Ну и ладно! Не больно-то и хотелось! Хоть поволновались – и то хорошо.
Мы, конечно, немного хорохоримся, начинаем разряжать ружья, готовить костерок, чтобы накипятить чайку перед обратной дорогой.
– Ну-ка, товарищ начальник, – говорит мне Витя, – прочисть ствол. Пальни.
Я выбираю прогал между деревьями и кустами на реку, ловлю на мушку небольшую сверкающую льдинку, которую крутит водоворотом, и жму на спуск… Щелчок! А выстрела нет! Осечка!
Я поворачиваюсь к ребятам и вижу их лица. На них написано всё.
– А если бы был медведь? – спрашивает Саша, не глядя на меня.
Воображение начинает рисовать мне картинку за картинкой. Передёрнуть затвор после осечки я, конечно же, не успел бы.
Эх, да что тут говорить!
Я оттягиваю курок и снова выцеливаю льдинку. Грохот выстрела, ледяные брызги, эхо от противоположного берега.
Бывает! За пять лет ни одной осечки, а тут такой подвох. И почему именно сегодня, и почему именно этот патрон?
А если бы он не ушёл, этот шатун?
Последние птицы
Октябрь. Облака серые, плотные мчатся низко – кажется, цепляют верхушки сосен. С севера, откуда рвётся ветер – клик лебедей.
Вот они!
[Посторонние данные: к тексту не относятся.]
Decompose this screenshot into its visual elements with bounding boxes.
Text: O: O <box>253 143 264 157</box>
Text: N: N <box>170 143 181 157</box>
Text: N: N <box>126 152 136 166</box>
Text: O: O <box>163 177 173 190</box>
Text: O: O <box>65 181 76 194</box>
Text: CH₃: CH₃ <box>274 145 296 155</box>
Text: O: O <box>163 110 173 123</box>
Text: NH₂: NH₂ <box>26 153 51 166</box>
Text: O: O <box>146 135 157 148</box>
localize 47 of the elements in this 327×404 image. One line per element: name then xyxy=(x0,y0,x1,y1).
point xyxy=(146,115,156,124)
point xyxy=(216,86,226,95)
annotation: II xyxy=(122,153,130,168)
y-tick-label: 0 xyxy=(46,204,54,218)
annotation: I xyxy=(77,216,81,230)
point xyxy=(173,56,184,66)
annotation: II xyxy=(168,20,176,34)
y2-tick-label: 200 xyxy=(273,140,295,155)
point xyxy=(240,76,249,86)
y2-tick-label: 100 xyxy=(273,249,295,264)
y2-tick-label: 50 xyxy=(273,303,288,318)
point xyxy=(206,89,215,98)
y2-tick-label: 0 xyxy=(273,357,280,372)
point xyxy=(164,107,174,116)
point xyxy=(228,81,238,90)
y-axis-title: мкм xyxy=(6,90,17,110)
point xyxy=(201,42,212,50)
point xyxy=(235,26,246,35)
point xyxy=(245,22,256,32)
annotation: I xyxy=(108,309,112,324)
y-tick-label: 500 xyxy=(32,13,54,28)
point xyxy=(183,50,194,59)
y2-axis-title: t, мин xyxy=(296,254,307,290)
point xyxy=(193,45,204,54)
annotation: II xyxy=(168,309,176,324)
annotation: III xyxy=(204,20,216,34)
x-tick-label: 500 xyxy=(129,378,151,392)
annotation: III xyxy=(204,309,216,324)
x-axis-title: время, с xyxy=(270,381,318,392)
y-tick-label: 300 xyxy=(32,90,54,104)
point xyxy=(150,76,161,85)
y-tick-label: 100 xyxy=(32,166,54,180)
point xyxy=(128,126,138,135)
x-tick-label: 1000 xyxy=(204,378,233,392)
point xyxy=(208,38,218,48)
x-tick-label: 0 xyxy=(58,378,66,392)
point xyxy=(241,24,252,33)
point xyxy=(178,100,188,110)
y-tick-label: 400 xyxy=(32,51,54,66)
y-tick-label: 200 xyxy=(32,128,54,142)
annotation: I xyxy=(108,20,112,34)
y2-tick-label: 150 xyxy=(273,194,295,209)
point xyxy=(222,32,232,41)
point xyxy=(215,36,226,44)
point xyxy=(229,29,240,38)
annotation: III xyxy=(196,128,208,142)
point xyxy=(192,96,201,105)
Семь белых птиц косым строем стремительно идут под самыми облаками, иногда исчезая на секунду в сером месиве.
Лебеди мерно работают крыльями, и стремительность лебединого косяка не была бы заметна, если бы вместе с ними, пристроившись к ним немного позади и справа, не мчались бы три гуся. Гуси машут крыльями чаще, и кажется, что они стараются догнать лебедей.
Правее гусей и тоже чуть поотстав, неистово молотя крыльями, несутся два чирка, прибившихся к лебедям и гусям. Словно маленькие детишки догнали взрослых и стараются удержаться с ними наравне, чтобы защититься от непогоды.
Это были последние пролётные птицы, а уже к вечеру повалил снег.
Снег валит
Валит снег, постепенно заволакивает пеленой всю округу. Конец лету, конец осени. Вот и зима.
Снежные хлопья, сырые и крупные, летят прямо к чёрной поверхности Печоры и исчезают, коснувшись воды, будто их и не было. Словно перешли они в другое измерение.
Снег накрыл траву, навис на кустах. Берег Печоры уже белый, и только на заплёсках – тёмная мокрая полоска песка, а голые камни, выступившие над водой, будто надели белые шапочки.
Пуночка.
Над самым обрывом в траве, присыпанной снегом – огромная стая пуночек. Их так много, что кажется, будто на землю бросили пёстрый шевелящийся ковёр. Вспугнутые, пуночки все разом срываются под высокий обрыв, мелькая над чёрной водой белыми пятнышками крыльев, словно крупные хлопья снега, несомые ветром.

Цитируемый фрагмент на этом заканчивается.